Birder’s Challenge Response

Riverside Wren Nest. Photo by Jim Tamarack and Cheryl Chip

A few weeks ago I posted a birder’s challenge question where I asked you to tell me how the Riverside Wren (Thryothorus semibadius) was positioned in its nest (go to the archived story here).  Here is the recap and your responses.

Since Riverside Wrens are known at times for roosting inside their nests during all seasons of the year with sometimes two or three individuals at a time we wondered about this particular wren when our neighbors Jim Tamarack and Cheryl Chip showed us this photo.  It was taken at night during the month of December.  Its position wasn’t immediately obvious so I thought I would pose the question to you.  What is this bird doing and how is it positioned in the nest?

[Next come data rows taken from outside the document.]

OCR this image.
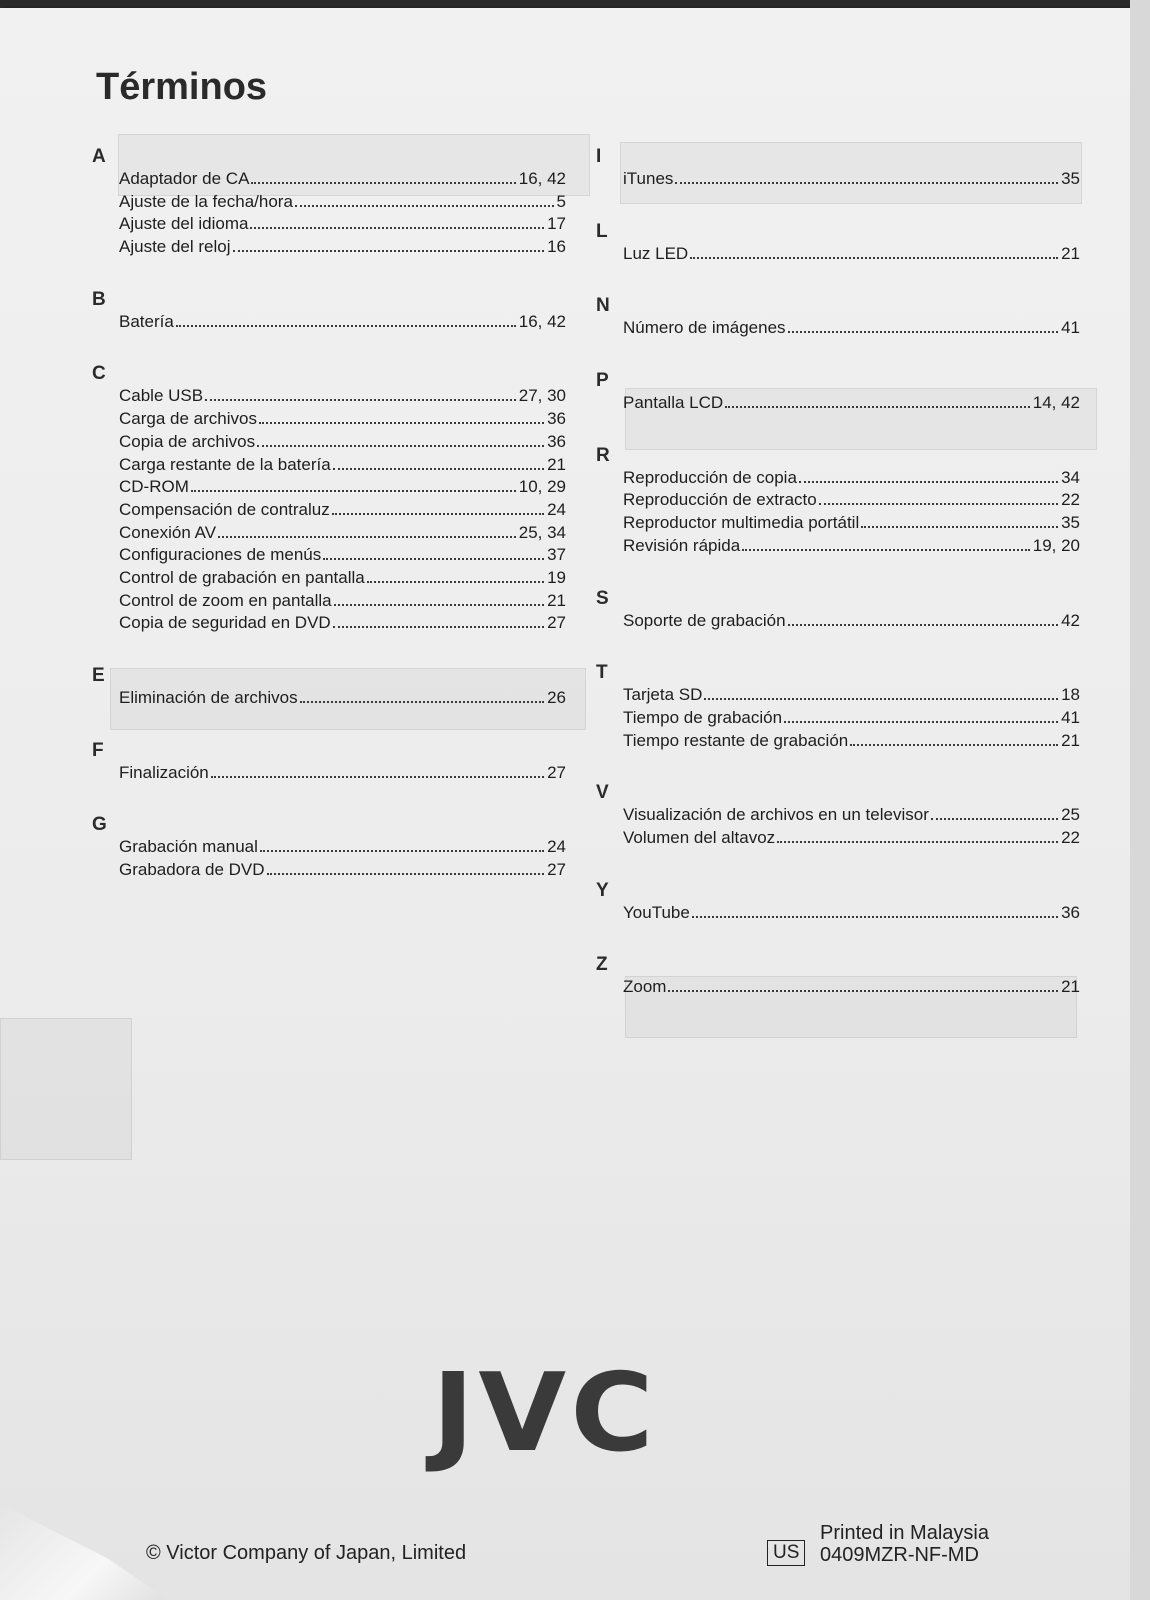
Términos
A
Adaptador de CA	16, 42
Ajuste de la fecha/hora	5
Ajuste del idioma	17
Ajuste del reloj	16
B
Batería	16, 42
C
Cable USB	27, 30
Carga de archivos	36
Copia de archivos	36
Carga restante de la batería	21
CD-ROM	10, 29
Compensación de contraluz	24
Conexión AV	25, 34
Configuraciones de menús	37
Control de grabación en pantalla	19
Control de zoom en pantalla	21
Copia de seguridad en DVD	27
E
Eliminación de archivos	26
F
Finalización	27
G
Grabación manual	24
Grabadora de DVD	27
I
iTunes	35
L
Luz LED	21
N
Número de imágenes	41
P
Pantalla LCD	14, 42
R
Reproducción de copia	34
Reproducción de extracto	22
Reproductor multimedia portátil	35
Revisión rápida	19, 20
S
Soporte de grabación	42
T
Tarjeta SD	18
Tiempo de grabación	41
Tiempo restante de grabación	21
V
Visualización de archivos en un televisor	25
Volumen del altavoz	22
Y
YouTube	36
Z
Zoom	21
JVC
© Victor Company of Japan, Limited
Printed in Malaysia
US	0409MZR-NF-MD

Everyone agreed that the black-and-white striped feathers are the breast feathers and that the rufous part at the top is the head facing back and to the side while keeping an eye on, well…Jim and Cheryl’s camera for starters.  It was also the general consensus that, due to the photo session taking place, this posture was a likely a defensive one as well as a protective camouflage while in the vulnerable place it was in inside the nest.  One person commented that they could actually see the feet perching on the branch and that the bird is standing up (sort of) with its belly facing the door.  If you zoom in you can see the feet.

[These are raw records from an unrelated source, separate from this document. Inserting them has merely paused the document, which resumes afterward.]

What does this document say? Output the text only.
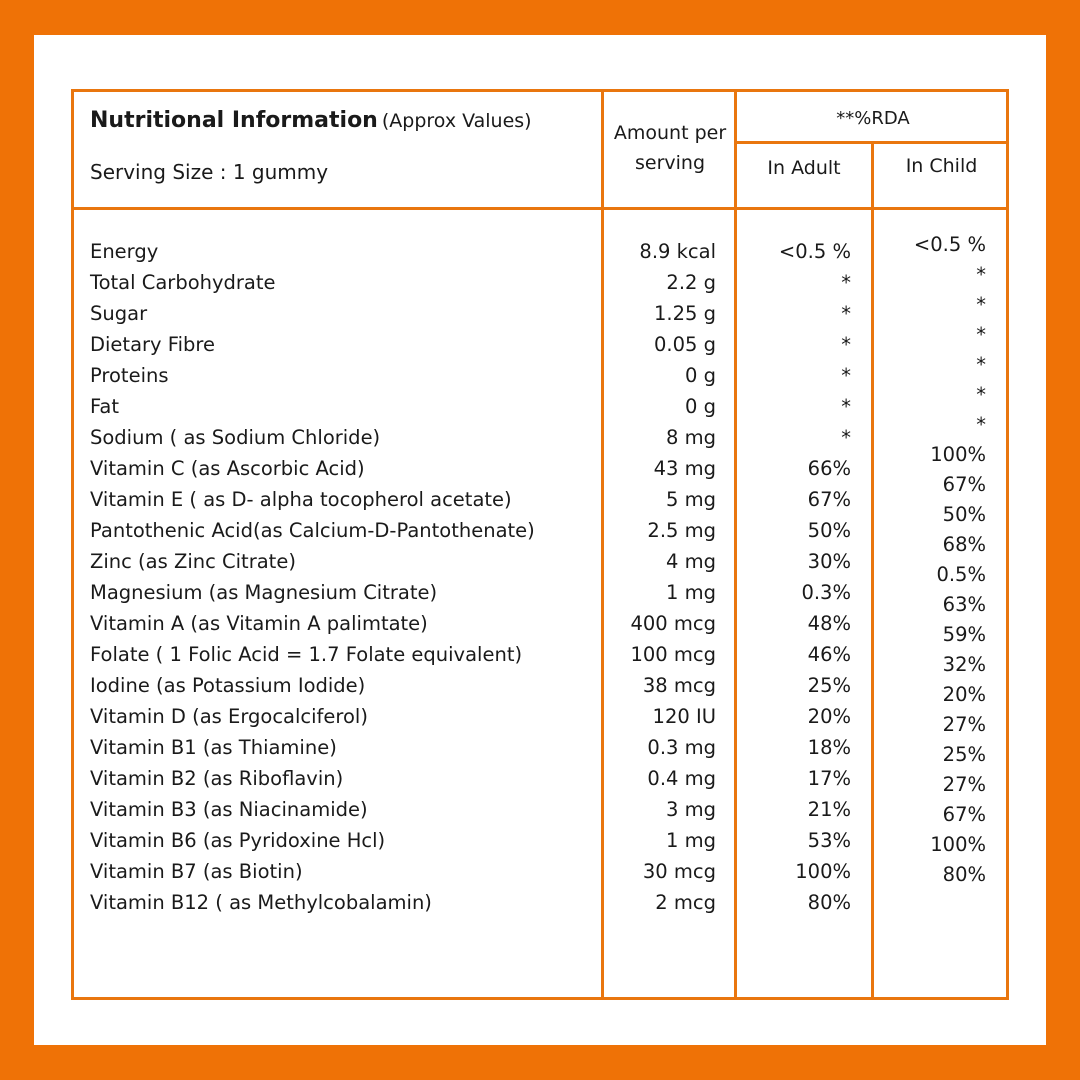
Nutritional Information (Approx Values)
Serving Size : 1 gummy
Amount per serving
**%RDA
In Adult	In Child
Energy
Total Carbohydrate
Sugar
Dietary Fibre
Proteins
Fat
Sodium ( as Sodium Chloride)
Vitamin C (as Ascorbic Acid)
Vitamin E ( as D- alpha tocopherol acetate)
Pantothenic Acid(as Calcium-D-Pantothenate)
Zinc (as Zinc Citrate)
Magnesium (as Magnesium Citrate)
Vitamin A (as Vitamin A palimtate)
Folate ( 1 Folic Acid = 1.7 Folate equivalent)
Iodine (as Potassium Iodide)
Vitamin D (as Ergocalciferol)
Vitamin B1 (as Thiamine)
Vitamin B2 (as Riboflavin)
Vitamin B3 (as Niacinamide)
Vitamin B6 (as Pyridoxine Hcl)
Vitamin B7 (as Biotin)
Vitamin B12 ( as Methylcobalamin)
8.9 kcal
2.2 g
1.25 g
0.05 g
0 g
0 g
8 mg
43 mg
5 mg
2.5 mg
4 mg
1 mg
400 mcg
100 mcg
38 mcg
120 IU
0.3 mg
0.4 mg
3 mg
1 mg
30 mcg
2 mcg
<0.5 %
*
*
*
*
*
*
66%
67%
50%
30%
0.3%
48%
46%
25%
20%
18%
17%
21%
53%
100%
80%
<0.5 %
*
*
*
*
*
*
100%
67%
50%
68%
0.5%
63%
59%
32%
20%
27%
25%
27%
67%
100%
80%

Riverside Wren. Photo by Gianfranco Gomez

On a lighter note someone suggested that it was either a defensive posture or the bird practicing some yoga.  For many people who visit the Osa Peninsula on vacation this wouldn’t be out of the question, but Riverside Wrens…?

I think that everybody had it right but it also begs the question; how many species build roosting nests or use old breeding nests to roost in later?  It is not uncommon for cavity nesting birds to also roost in the cavity during the non-breeding part of the year. For birds that build covered nests here in the tropics it could actually be a good way to shelter from the often times torrential downpours we have here in the winter rainy season.  It is an interesting question and one to look into a bit further.

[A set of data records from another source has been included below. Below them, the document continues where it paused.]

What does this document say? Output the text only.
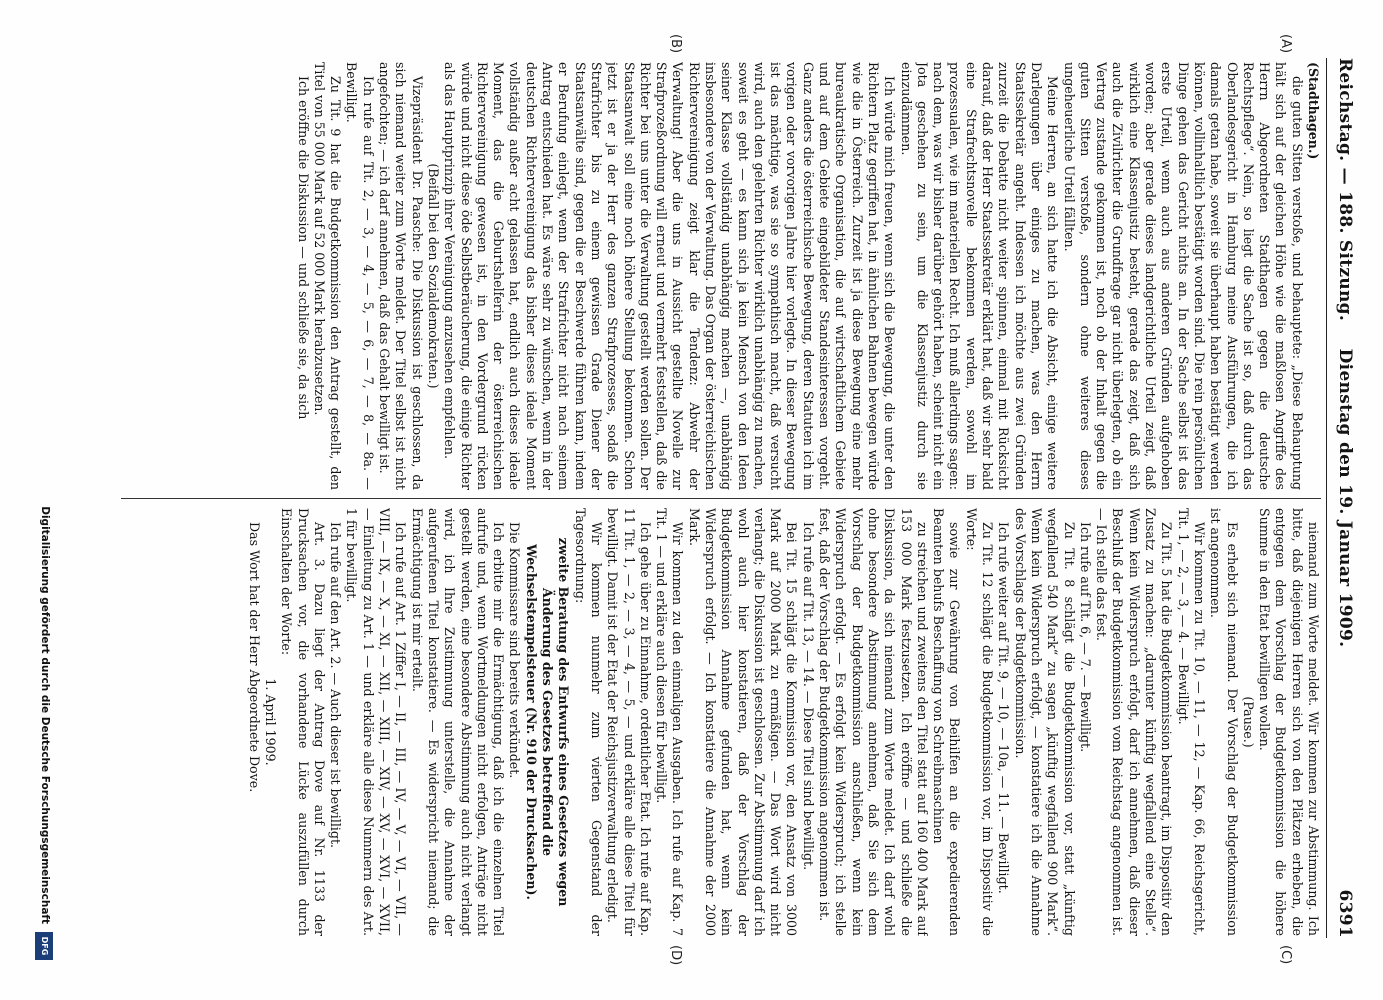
Reichstag. — 188. Sitzung.
Dienstag den 19. Januar 1909.
6391
(A)
(B)
(C)
(D)

(Stadthagen.)

die guten Sitten verstoße, und behauptete: „Diese Behauptung hält sich auf der gleichen Höhe wie die maßlosen Angriffe des Herrn Abgeordneten Stadthagen gegen die deutsche Rechtspflege“. Nein, so liegt die Sache ist so, daß durch das Oberlandesgericht in Hamburg meine Ausführungen, die ich damals getan habe, soweit sie überhaupt haben bestätigt werden können, vollinhaltlich bestätigt worden sind. Die rein persönlichen Dinge gehen das Gericht nichts an. In der Sache selbst ist das erste Urteil, wenn auch aus anderen Gründen aufgehoben worden; aber gerade dieses landgerichtliche Urteil zeigt, daß wirklich eine Klassenjustiz besteht, gerade das zeigt, daß sich auch die Zivilrichter die Grundfrage gar nicht überlegten, ob ein Vertrag zustande gekommen ist, noch ob der Inhalt gegen die guten Sitten verstoße, sondern ohne weiteres dieses ungeheuerliche Urteil fällten.

Meine Herren, an sich hatte ich die Absicht, einige weitere Darlegungen über einiges zu machen, was den Herrn Staatssekretär angeht. Indessen ich möchte aus zwei Gründen zurzeit die Debatte nicht weiter spinnen, einmal mit Rücksicht darauf, daß der Herr Staatssekretär erklärt hat, daß wir sehr bald eine Strafrechtsnovelle bekommen werden, sowohl im prozessualen, wie im materiellen Recht. Ich muß allerdings sagen: nach dem, was wir bisher darüber gehört haben, scheint nicht ein Jota geschehen zu sein, um die Klassenjustiz durch sie einzudämmen.

Ich würde mich freuen, wenn sich die Bewegung, die unter den Richtern Platz gegriffen hat, in ähnlichen Bahnen bewegen würde wie die in Österreich. Zurzeit ist ja diese Bewegung eine mehr bureaukratische Organisation, die auf wirtschaftlichem Gebiete und auf dem Gebiete eingebildeter Standesinteressen vorgeht. Ganz anders die österreichische Bewegung, deren Statuten ich im vorigen oder vorvorigen Jahre hier vorlegte. In dieser Bewegung ist das mächtige, was sie so sympathisch macht, daß versucht wird, auch den gelehrten Richter wirklich unabhängig zu machen, soweit es geht — es kann sich ja kein Mensch von den Ideen seiner Klasse vollständig unabhängig machen —, unabhängig insbesondere von der Verwaltung. Das Organ der österreichischen Richtervereinigung zeigt klar die Tendenz: Abwehr der Verwaltung! Aber die uns in Aussicht gestellte Novelle zur Strafprozeßordnung will erneut und vermehrt feststellen, daß die Richter bei uns unter die Verwaltung gestellt werden sollen. Der Staatsanwalt soll eine noch höhere Stellung bekommen. Schon jetzt ist er ja der Herr des ganzen Strafprozesses, sodaß die Strafrichter bis zu einem gewissen Grade Diener der Staatsanwälte sind, gegen die er Beschwerde führen kann, indem er Berufung einlegt, wenn der Strafrichter nicht nach seinem Antrag entschieden hat. Es wäre sehr zu wünschen, wenn in der deutschen Richtervereinigung das bisher dieses ideale Moment vollständig außer acht gelassen hat, endlich auch dieses ideale Moment, das die Geburtshelferin der österreichischen Richtervereinigung gewesen ist, in den Vordergrund rücken würde und nicht diese öde Selbstberäucherung, die einige Richter als das Hauptprinzip ihrer Vereinigung anzusehen empfehlen.

(Beifall bei den Sozialdemokraten.)

Vizepräsident Dr. Paasche: Die Diskussion ist geschlossen, da sich niemand weiter zum Worte meldet. Der Titel selbst ist nicht angefochten; — ich darf annehmen, daß das Gehalt bewilligt ist.

Ich rufe auf Tit. 2, — 3, — 4, — 5, — 6, — 7, — 8, — 8a. — Bewilligt.

Zu Tit. 9 hat die Budgetkommission den Antrag gestellt, den Titel von 55 000 Mark auf 52 000 Mark herabzusetzen.

Ich eröffne die Diskussion — und schließe sie, da sich

niemand zum Worte meldet. Wir kommen zur Abstimmung. Ich bitte, daß diejenigen Herren sich von den Plätzen erheben, die entgegen dem Vorschlag der Budgetkommission die höhere Summe in den Etat bewilligen wollen.

(Pause.)

Es erhebt sich niemand. Der Vorschlag der Budgetkommission ist angenommen.

Wir kommen zu Tit. 10, — 11, — 12, — Kap. 66, Reichsgericht, Tit. 1, — 2, — 3, — 4. — Bewilligt.

Zu Tit. 5 hat die Budgetkommission beantragt, im Dispositiv den Zusatz zu machen: „darunter künftig wegfallend eine Stelle“. Wenn kein Widerspruch erfolgt, darf ich annehmen, daß dieser Beschluß der Budgetkommission vom Reichstag angenommen ist. — Ich stelle das fest.

Ich rufe auf Tit. 6, — 7. — Bewilligt.

Zu Tit. 8 schlägt die Budgetkommission vor, statt „künftig wegfallend 540 Mark“ zu sagen „künftig wegfallend 900 Mark“. Wenn kein Widerspruch erfolgt, — konstatiere ich die Annahme des Vorschlags der Budgetkommission.

Ich rufe weiter auf Tit. 9, — 10, — 10a, — 11. — Bewilligt.

Zu Tit. 12 schlägt die Budgetkommission vor, im Dispositiv die Worte:

sowie zur Gewährung von Beihilfen an die expedierenden Beamten behufs Beschaffung von Schreibmaschinen

zu streichen und zweitens den Titel statt auf 160 400 Mark auf 153 000 Mark festzusetzen. Ich eröffne — und schließe die Diskussion, da sich niemand zum Worte meldet. Ich darf wohl ohne besondere Abstimmung annehmen, daß Sie sich dem Vorschlag der Budgetkommission anschließen, wenn kein Widerspruch erfolgt. — Es erfolgt kein Widerspruch; ich stelle fest, daß der Vorschlag der Budgetkommission angenommen ist.

Ich rufe auf Tit. 13, — 14. — Diese Titel sind bewilligt.

Bei Tit. 15 schlägt die Kommission vor, den Ansatz von 3000 Mark auf 2000 Mark zu ermäßigen. — Das Wort wird nicht verlangt; die Diskussion ist geschlossen. Zur Abstimmung darf ich wohl auch hier konstatieren, daß der Vorschlag der Budgetkommission Annahme gefunden hat, wenn kein Widerspruch erfolgt. — Ich konstatiere die Annahme der 2000 Mark.

Wir kommen zu den einmaligen Ausgaben. Ich rufe auf Kap. 7 Tit. 1 — und erkläre auch diesen für bewilligt.

Ich gehe über zu Einnahme, ordentlicher Etat. Ich rufe auf Kap. 11 Tit. 1, — 2, — 3, — 4, — 5, — und erkläre alle diese Titel für bewilligt. Damit ist der Etat der Reichsjustizverwaltung erledigt.

Wir kommen nunmehr zum vierten Gegenstand der Tagesordnung:

zweite Beratung des Entwurfs eines Gesetzes wegen Änderung des Gesetzes betreffend die Wechselstempelsteuer (Nr. 910 der Drucksachen).

Die Kommissare sind bereits verkündet.

Ich erbitte mir die Ermächtigung, daß ich die einzelnen Titel aufrufe und, wenn Wortmeldungen nicht erfolgen, Anträge nicht gestellt werden, eine besondere Abstimmung auch nicht verlangt wird, ich Ihre Zustimmung unterstelle, die Annahme der aufgerufenen Titel konstatiere. — Es widerspricht niemand; die Ermächtigung ist mir erteilt.

Ich rufe auf Art. 1 Ziffer I, — II, — III, — IV, — V, — VI, — VII, — VIII, — IX, — X, — XI, — XII, — XIII, — XIV, — XV, — XVI, — XVII, — Einleitung zu Art. 1 — und erkläre alle diese Nummern des Art. 1 für bewilligt.

Ich rufe auf den Art. 2. — Auch dieser ist bewilligt.

Art. 3. Dazu liegt der Antrag Dove auf Nr. 1133 der Drucksachen vor, die vorhandene Lücke auszufüllen durch Einschalten der Worte:

1. April 1909.

Das Wort hat der Herr Abgeordnete Dove.

Digitalisierung gefördert durch die Deutsche Forschungsgemeinschaft
DFG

Keep an eye out next week for a little bit about the Turquoise Cotinga.

  • Sarah Jones
    Posted at 10:59h, 13 October

    I am really enjoying these bird posts, they are great and very informative. The photos are absolutely incredible.

    • Karen
      Posted at 15:38h, 16 October

      Thank you Sarah. Knowing there are folks like you out there reading these and enjoying them make it all worthwhile. If you have any bird you are interested in knowing more about or story you would like me to put out there please feel free to let me know.